Configuring Acoustic Models
10.0 and later
Starting with version 10.0, the LumenVox Speech Recognizer no longer includes all of its acoustic models with the standard installation. Instead, the acoustic models are broken out into individual packages for selective installation and configuration. They are available with the rest of the installation packages at www.LumenVox.com/packages.
By default, the en-US (American English) model is installed with the ASR and loaded automatically. If you wish to use another acoustic model, you only need to install the acoustic model. During its installation, the appropriate components are put into directories needed by the ASR. You do not need to move the models around between folders.
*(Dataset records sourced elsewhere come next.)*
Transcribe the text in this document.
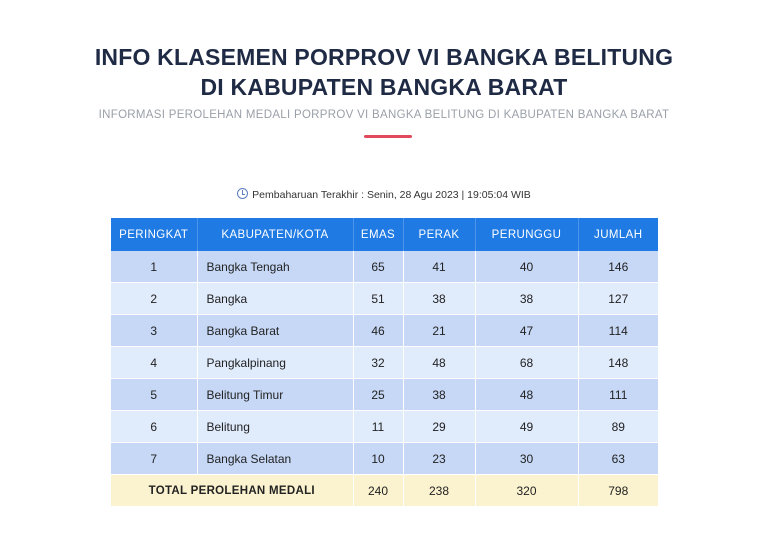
INFO KLASEMEN PORPROV VI BANGKA BELITUNG
DI KABUPATEN BANGKA BARAT
INFORMASI PEROLEHAN MEDALI PORPROV VI BANGKA BELITUNG DI KABUPATEN BANGKA BARAT
Pembaharuan Terakhir : Senin, 28 Agu 2023 | 19:05:04 WIB
PERINGKAT	KABUPATEN/KOTA	EMAS	PERAK	PERUNGGU	JUMLAH
1	Bangka Tengah	65	41	40	146
2	Bangka	51	38	38	127
3	Bangka Barat	46	21	47	114
4	Pangkalpinang	32	48	68	148
5	Belitung Timur	25	38	48	111
6	Belitung	11	29	49	89
7	Bangka Selatan	10	23	30	63
TOTAL PEROLEHAN MEDALI		240	238	320	798
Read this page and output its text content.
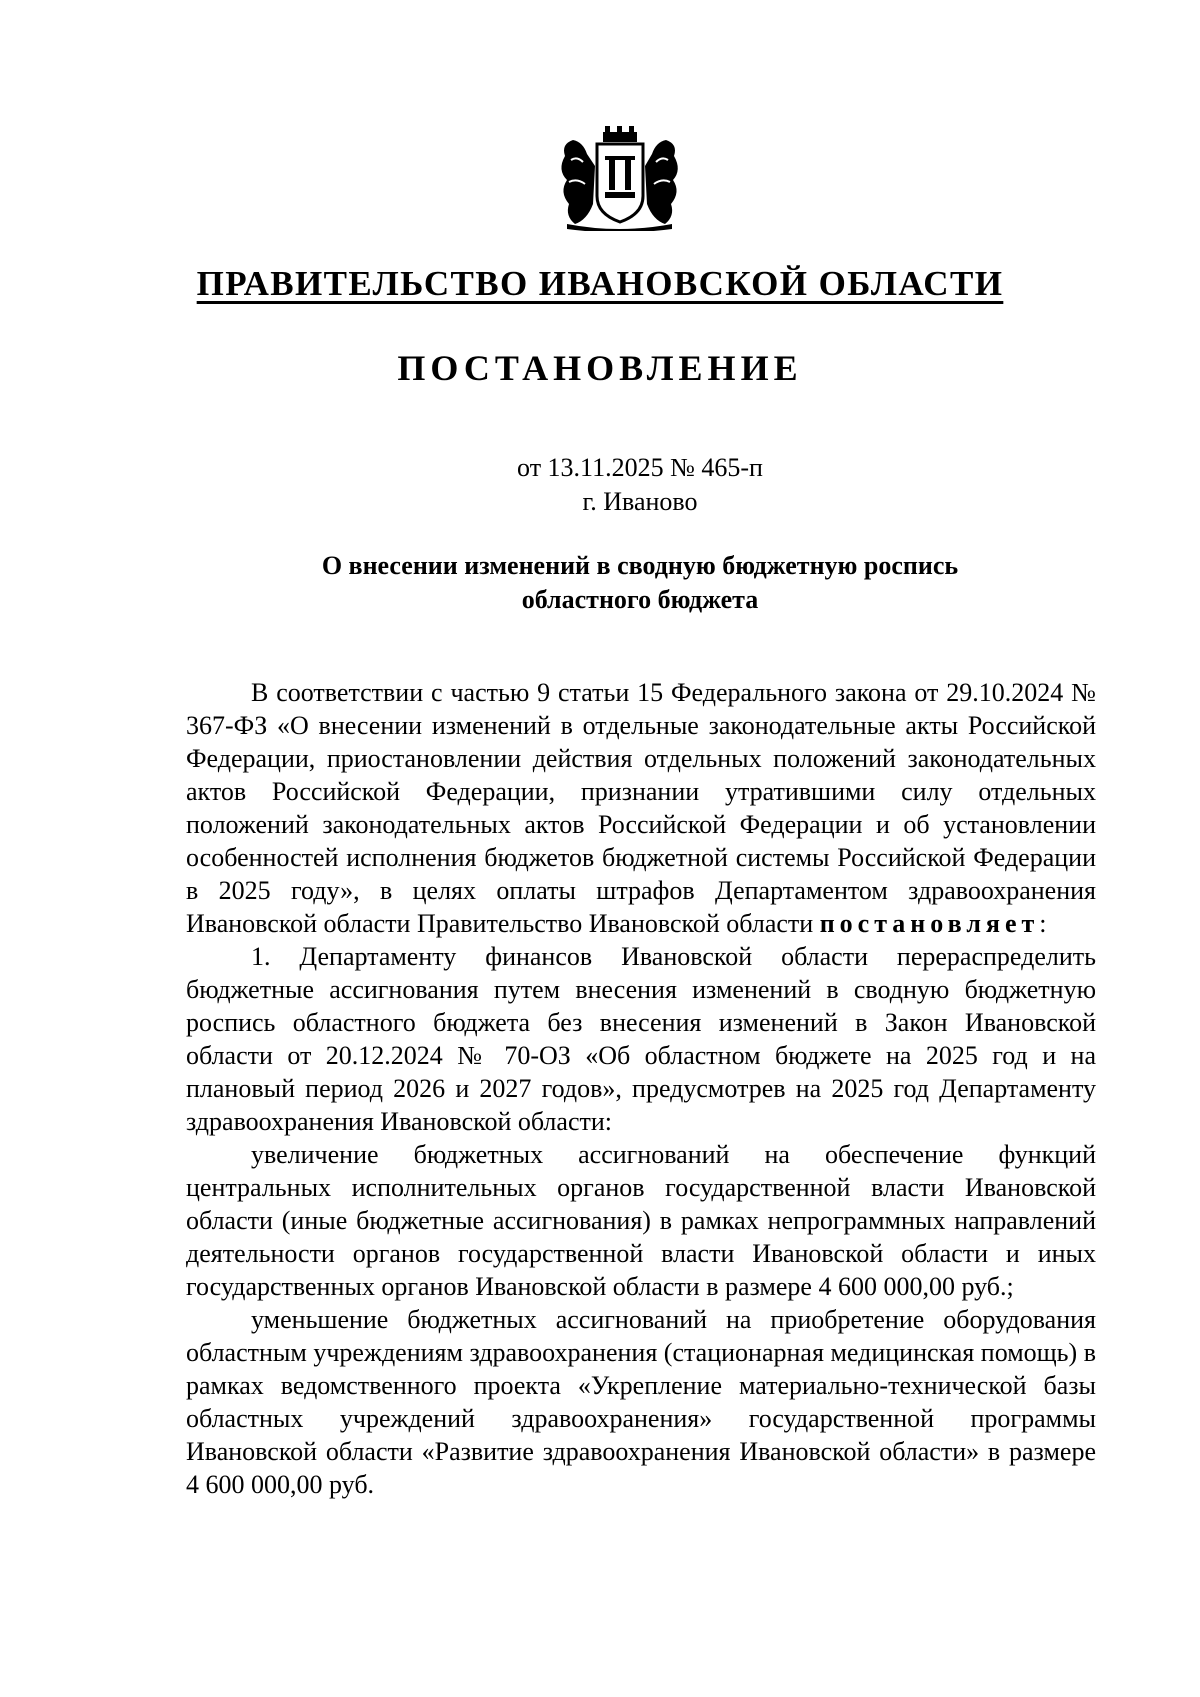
ПРАВИТЕЛЬСТВО ИВАНОВСКОЙ ОБЛАСТИ
ПОСТАНОВЛЕНИЕ
от 13.11.2025 № 465-п
г. Иваново
О внесении изменений в сводную бюджетную роспись
областного бюджета

В соответствии с частью 9 статьи 15 Федерального закона от 29.10.2024 № 367-ФЗ «О внесении изменений в отдельные законодательные акты Российской Федерации, приостановлении действия отдельных положений законодательных актов Российской Федерации, признании утратившими силу отдельных положений законодательных актов Российской Федерации и об установлении особенностей исполнения бюджетов бюджетной системы Российской Федерации в 2025 году», в целях оплаты штрафов Департаментом здравоохранения Ивановской области Правительство Ивановской области постановляет:

1. Департаменту финансов Ивановской области перераспределить бюджетные ассигнования путем внесения изменений в сводную бюджетную роспись областного бюджета без внесения изменений в Закон Ивановской области от 20.12.2024 № 70-ОЗ «Об областном бюджете на 2025 год и на плановый период 2026 и 2027 годов», предусмотрев на 2025 год Департаменту здравоохранения Ивановской области:

увеличение бюджетных ассигнований на обеспечение функций центральных исполнительных органов государственной власти Ивановской области (иные бюджетные ассигнования) в рамках непрограммных направлений деятельности органов государственной власти Ивановской области и иных государственных органов Ивановской области в размере 4 600 000,00 руб.;

уменьшение бюджетных ассигнований на приобретение оборудования областным учреждениям здравоохранения (стационарная медицинская помощь) в рамках ведомственного проекта «Укрепление материально-технической базы областных учреждений здравоохранения» государственной программы Ивановской области «Развитие здравоохранения Ивановской области» в размере 4 600 000,00 руб.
As is always the case, you will need to declare which acoustic model you want the audio decoded against in the grammar header's language declaration. You can only decode audio against a single acoustic model.
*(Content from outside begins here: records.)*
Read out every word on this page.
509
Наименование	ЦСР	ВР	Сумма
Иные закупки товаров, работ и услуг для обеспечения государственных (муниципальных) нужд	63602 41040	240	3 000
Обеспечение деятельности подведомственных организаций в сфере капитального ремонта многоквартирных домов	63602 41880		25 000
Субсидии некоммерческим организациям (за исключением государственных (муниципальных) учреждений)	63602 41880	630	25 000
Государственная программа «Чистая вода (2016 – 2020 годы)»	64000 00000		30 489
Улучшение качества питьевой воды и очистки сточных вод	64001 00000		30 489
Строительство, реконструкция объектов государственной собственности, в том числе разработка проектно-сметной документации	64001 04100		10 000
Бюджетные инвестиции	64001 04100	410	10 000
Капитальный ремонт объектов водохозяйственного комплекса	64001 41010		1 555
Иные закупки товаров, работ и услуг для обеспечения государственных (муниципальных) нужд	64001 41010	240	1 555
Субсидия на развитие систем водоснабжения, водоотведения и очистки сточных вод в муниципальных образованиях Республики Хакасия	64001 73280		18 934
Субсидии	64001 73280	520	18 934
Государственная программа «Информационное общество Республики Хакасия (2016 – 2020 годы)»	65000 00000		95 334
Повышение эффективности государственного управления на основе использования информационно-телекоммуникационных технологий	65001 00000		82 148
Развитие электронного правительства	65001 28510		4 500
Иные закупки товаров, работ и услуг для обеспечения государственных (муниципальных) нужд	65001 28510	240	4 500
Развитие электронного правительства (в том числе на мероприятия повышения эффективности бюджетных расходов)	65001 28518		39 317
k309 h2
If you wish to remove an acoustic model, you can use the Windows Add/Remove Programs function, or in Linux call rpm -e packagename.
9.5 and prior
The Speech Engine comes complete with all of the acoustic models you need in order to use the
supported languages. By default, the Speech Engine will only recognize American English. To use
other languages, you must first copy them into the proper folder.
On Windows, inside the Engine's installation directory is a Lang folder, and inside of that is a directory called
OtherLanguages which contains the various acoustic models. On Linux, these models are in /etc/lumenvox/Lang/ by default.
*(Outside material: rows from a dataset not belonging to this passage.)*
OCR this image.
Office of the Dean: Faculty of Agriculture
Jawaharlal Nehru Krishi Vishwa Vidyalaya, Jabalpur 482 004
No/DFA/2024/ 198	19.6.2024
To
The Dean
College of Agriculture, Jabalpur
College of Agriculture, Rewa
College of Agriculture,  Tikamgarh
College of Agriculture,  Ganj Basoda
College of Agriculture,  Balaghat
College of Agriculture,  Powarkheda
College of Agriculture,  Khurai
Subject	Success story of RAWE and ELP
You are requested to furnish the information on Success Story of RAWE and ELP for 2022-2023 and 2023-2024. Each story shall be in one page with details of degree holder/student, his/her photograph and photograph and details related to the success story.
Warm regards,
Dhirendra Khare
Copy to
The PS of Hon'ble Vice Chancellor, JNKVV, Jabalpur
Simply copy the models you wish to use into the Dict directory in the Lang folder. You must stop and restart the Speech
Engine service for these
new models to be available.
It is very important to note that you cannot have two acoustic models active the same time. Within an
application, you could switch between English and Spanish, but you could not decode an utterance against
both models at the same time. This means you cannot have two grammars with different languages active at
once -- doing so will cause an error.
Each acoustic model uses a significant amount of memory, so you should not load models you will not be
using. If you need models that use less memory (at a cost of being less accurate), you should see our
instructions for less memory intensive models.
Continuous vs. Semi-Continuous Models
Previous to version 9.5, the LumenVox Speech Recognizer used either of two algorithms for recognizing patterns in speech – continuous or semi-continuous acoustic models.
As of version 9.5, all acoustic models have been rebuilt using the improved continuous model. If you are using a semi-continuous model on a version after 9.5, it is advised that you switch to the continuous version.
In most cases, more accuracy can be gained from the continuous model, but at the expense of processing time. The continuous model typically uses 15-20% more processing time than the semi-continuous.
If you’re using an acoustic model that does not have continuous mode support, then you must switch to the semi-continuous mode. Otherwise the Speech Recognizer will not function correctly.
If you are looking to use a continuous mode-supported acoustic model (en-AU Australian English, for example), and you’ve already declared the continuous mode in your sre_server.conf, then you only need to load the acoustic model as normal.
All languages are supported with the Semi-Continuous decoder. Please see our Continuous vs. Semi-Continuous Model page for help in switching between the model types.
Which Language to Use?
Which one you should use for your application will usually be obvious. A call router in America is best
served by American English, and one in Australia by Australian English.
But there are cases where it's not so clear. What if you were developing an application for South African
speakers, who speak an English dialect for which there is currently no acoustic model?
In that case you may want to try UK English first, as South African English is heavily influenced by UK
English, and then the other models. The same sort of logic would go for other English or Spanish dialects.
For instance, if you want to recognize Spanish speakers from Spain, you would try both our Mexican and South
American Spanish models to see which works best.
You may need to experiment a little bit to see which model works best for your speakers. Try different
models and add phonetic spellings for words that are commonly misrecognized.